7.3.5 The Unseen Task: Documenting Everything
If an action wasn’t documented, it didn’t happen. This core tenet of medical charting applies with equal force to CDS development. Rigorous documentation is not bureaucratic busywork; it is the auditable, legal record of your quality assurance process. It protects your patients, your institution, and your own professional integrity.
For every CDS rule you build, a corresponding set of documentation must be created and maintained. This “validation package” should be linked to the rule’s metadata and preserved for the entire lifecycle of the rule.

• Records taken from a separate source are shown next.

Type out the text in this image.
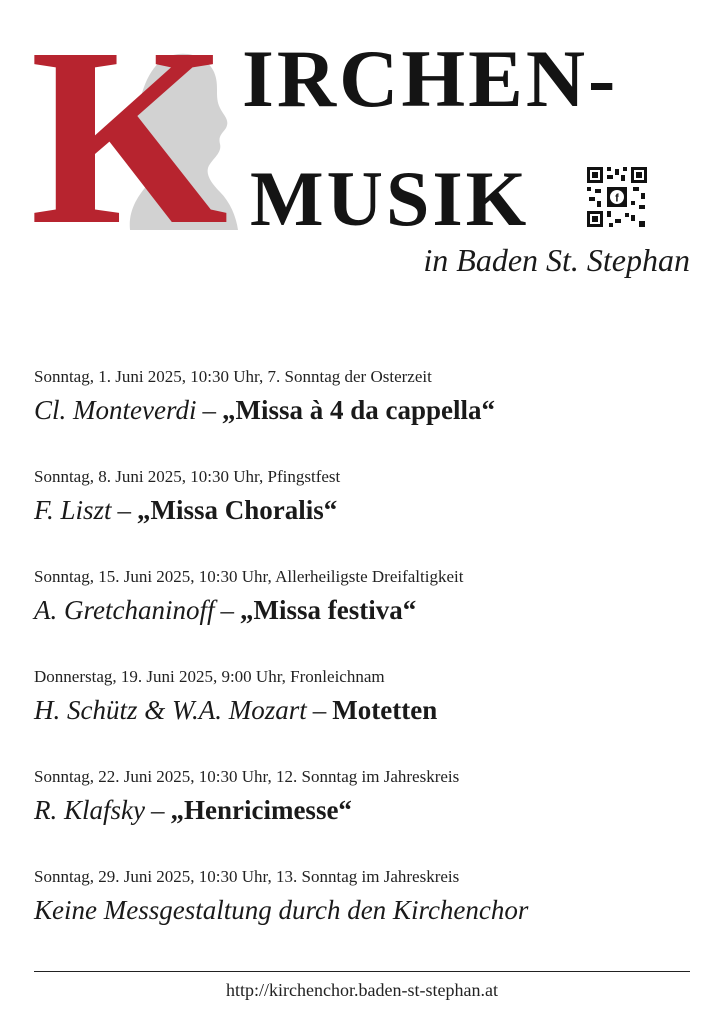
K IRCHEN-
MUSIK	f
in Baden St. Stephan
Sonntag, 1. Juni 2025, 10:30 Uhr, 7. Sonntag der Osterzeit
Cl. Monteverdi – „Missa à 4 da cappella“
Sonntag, 8. Juni 2025, 10:30 Uhr, Pfingstfest
F. Liszt – „Missa Choralis“
Sonntag, 15. Juni 2025, 10:30 Uhr, Allerheiligste Dreifaltigkeit
A. Gretchaninoff – „Missa festiva“
Donnerstag, 19. Juni 2025, 9:00 Uhr, Fronleichnam
H. Schütz & W.A. Mozart – Motetten
Sonntag, 22. Juni 2025, 10:30 Uhr, 12. Sonntag im Jahreskreis
R. Klafsky – „Henricimesse“
Sonntag, 29. Juni 2025, 10:30 Uhr, 13. Sonntag im Jahreskreis
Keine Messgestaltung durch den Kirchenchor
http://kirchenchor.baden-st-stephan.at
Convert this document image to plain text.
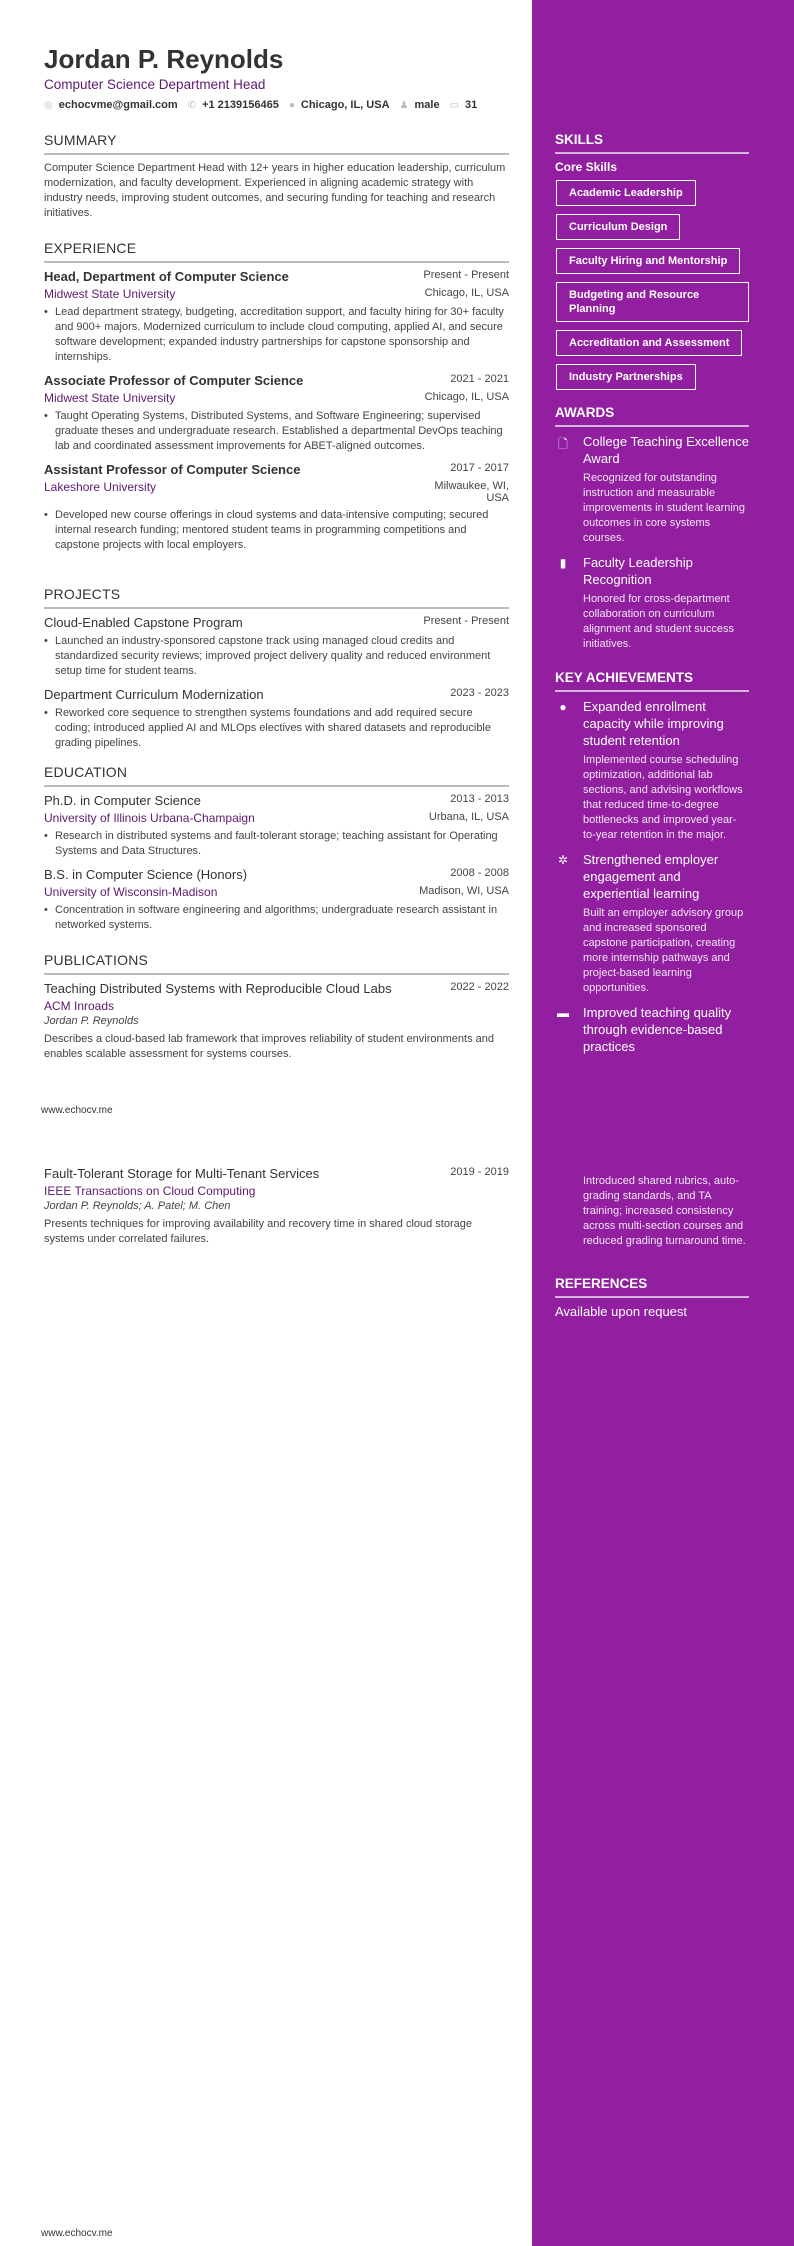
Jordan P. Reynolds
Computer Science Department Head
◎ echocvme@gmail.com ✆ +1 2139156465 ● Chicago, IL, USA ♟ male ▭ 31
SUMMARY
Computer Science Department Head with 12+ years in higher education leadership, curriculum modernization, and faculty development. Experienced in aligning academic strategy with industry needs, improving student outcomes, and securing funding for teaching and research initiatives.
EXPERIENCE
Head, Department of Computer Science	Present - Present
Midwest State University	Chicago, IL, USA
• Lead department strategy, budgeting, accreditation support, and faculty hiring for 30+ faculty and 900+ majors. Modernized curriculum to include cloud computing, applied AI, and secure software development; expanded industry partnerships for capstone sponsorship and internships.
Associate Professor of Computer Science	2021 - 2021
Midwest State University	Chicago, IL, USA
• Taught Operating Systems, Distributed Systems, and Software Engineering; supervised graduate theses and undergraduate research. Established a departmental DevOps teaching lab and coordinated assessment improvements for ABET-aligned outcomes.
Assistant Professor of Computer Science	2017 - 2017
Lakeshore University	Milwaukee, WI, USA
• Developed new course offerings in cloud systems and data-intensive computing; secured internal research funding; mentored student teams in programming competitions and capstone projects with local employers.
PROJECTS
Cloud-Enabled Capstone Program	Present - Present
• Launched an industry-sponsored capstone track using managed cloud credits and standardized security reviews; improved project delivery quality and reduced environment setup time for student teams.
Department Curriculum Modernization	2023 - 2023
• Reworked core sequence to strengthen systems foundations and add required secure coding; introduced applied AI and MLOps electives with shared datasets and reproducible grading pipelines.
EDUCATION
Ph.D. in Computer Science	2013 - 2013
University of Illinois Urbana-Champaign	Urbana, IL, USA
• Research in distributed systems and fault-tolerant storage; teaching assistant for Operating Systems and Data Structures.
B.S. in Computer Science (Honors)	2008 - 2008
University of Wisconsin-Madison	Madison, WI, USA
• Concentration in software engineering and algorithms; undergraduate research assistant in networked systems.
PUBLICATIONS
Teaching Distributed Systems with Reproducible Cloud Labs	2022 - 2022
ACM Inroads
Jordan P. Reynolds
Describes a cloud-based lab framework that improves reliability of student environments and enables scalable assessment for systems courses.
www.echocv.me
Fault-Tolerant Storage for Multi-Tenant Services	2019 - 2019
IEEE Transactions on Cloud Computing
Jordan P. Reynolds; A. Patel; M. Chen
Presents techniques for improving availability and recovery time in shared cloud storage systems under correlated failures.
www.echocv.me
SKILLS
Core Skills
Academic Leadership
Curriculum Design
Faculty Hiring and Mentorship
Budgeting and Resource Planning
Accreditation and Assessment
Industry Partnerships
AWARDS
🗋 College Teaching Excellence Award
Recognized for outstanding instruction and measurable improvements in student learning outcomes in core systems courses.
▮	Faculty Leadership Recognition
Honored for cross-department collaboration on curriculum alignment and student success initiatives.
KEY ACHIEVEMENTS
●	Expanded enrollment capacity while improving student retention
Implemented course scheduling optimization, additional lab sections, and advising workflows that reduced time-to-degree bottlenecks and improved year-to-year retention in the major.
✲ Strengthened employer engagement and experiential learning
Built an employer advisory group and increased sponsored capstone participation, creating more internship pathways and project-based learning opportunities.
▬ Improved teaching quality through evidence-based practices
Introduced shared rubrics, auto-grading standards, and TA training; increased consistency across multi-section courses and reduced grading turnaround time.
REFERENCES
Available upon request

Masterclass Table: The CDS Validation Package
| Document | Content | Purpose |
|---|---|---|
| Clinical Governance Approval | Scanned copy or link to P&T / Committee minutes. | Provides the official clinical authority and sign-off for the rule’s existence and its core logic. This is your “prescription” to build the rule. |
| Finalized Pseudo-Code | The last, approved version of the plain-English logic. | Serves as the master blueprint. If there is ever a dispute about how the rule is supposed to work, this document is the source of truth. |
| Test Plan / Test Cases | The full set of positive, negative, and edge case patient profiles and scenarios you developed. | Demonstrates the rigor of your validation strategy. It shows that you thoughtfully considered and tested the various ways the rule could succeed or fail. |
| Test Results Evidence | Screenshots, log files, and/or signed attestation forms from UAT participants. | This is the proof that the tests were actually performed and what their outcomes were. Screenshots of the alert firing correctly (and not firing for negative cases) are invaluable. |
| Deployment & Communication Record | A record of the date/time the rule was activated in production and a copy of the communication sent to end-users about the new CDS. | Completes the audit trail from concept to go-live. |
Your Professional Safety Net
Imagine a scenario six months after your levofloxacin rule goes live. A patient experiences an adverse event, and an investigation is launched. A question arises: did the CDS rule fire correctly? Because you have a complete validation package, you can respond with absolute confidence. You can produce the P&T approval, the exact logic that was tested, the specific test cases you ran (including the one that matches this patient’s scenario), and the screenshot evidence showing the rule worked as designed during testing. This documentation is your professional safety net. It demonstrates that you followed a rigorous, evidence-based process and performed your due diligence as an informatics professional.